Hesychasm (Greek: ἡσυχασμός, contemporary Byzantine Greek pronunciation: [isixaˈzmos], from ἡσυχία Greek pronunciation: [isiˈçia], esychía, "stillness, rest, quiet, silence") is a mystical tradition of prayer in the Eastern Orthodox Church (Gk: ἡσυχάζω Greek pronunciation: [isiˈxazo]: "to keep stillness") by the Hesychast (Gr. Ἡσυχαστής Greek pronunciation: [isixaˈstis]).
Based on Christ's injunction in the Gospel of Matthew that "when thou prayest, enter into thy closet, and when thou hast shut thy door, pray", hesychasm in tradition has been the process of retiring inward by ceasing to register the senses, in order to achieve an experiential knowledge of God (see theoria).

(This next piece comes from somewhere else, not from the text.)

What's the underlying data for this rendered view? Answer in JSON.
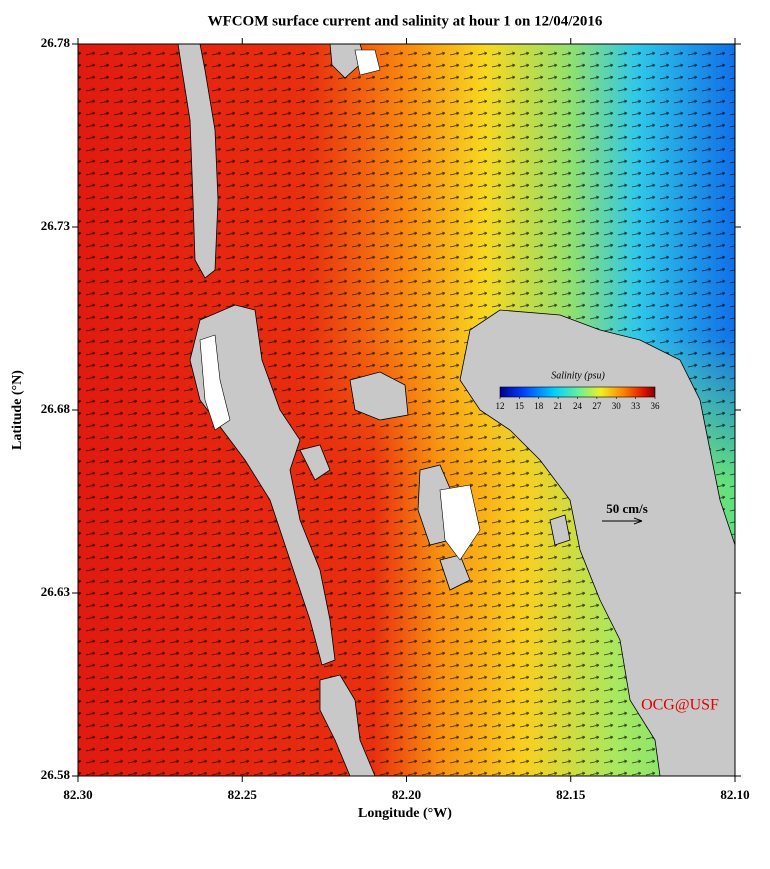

Metropolitan Kallistos Ware, a distinguished scholar of Orthodox theology, distinguishes five distinct meanings of the term "hesychasm":
The origin of the term hesychasmos, and of the related terms hesychastes, hesychia and hesychazo, is not entirely certain. According to the entries in Lampe's A Patristic Greek Lexicon, the basic terms hesychia and hesychazo appear as early as the 4th century in such fathers as St John Chrysostom and the Cappadocians. The terms also appear in the same period in Evagrius Pontikos (c. 345 – 399), who although he is writing in Egypt is out of the circle of the Cappadocians, and in the Sayings of the Desert Fathers.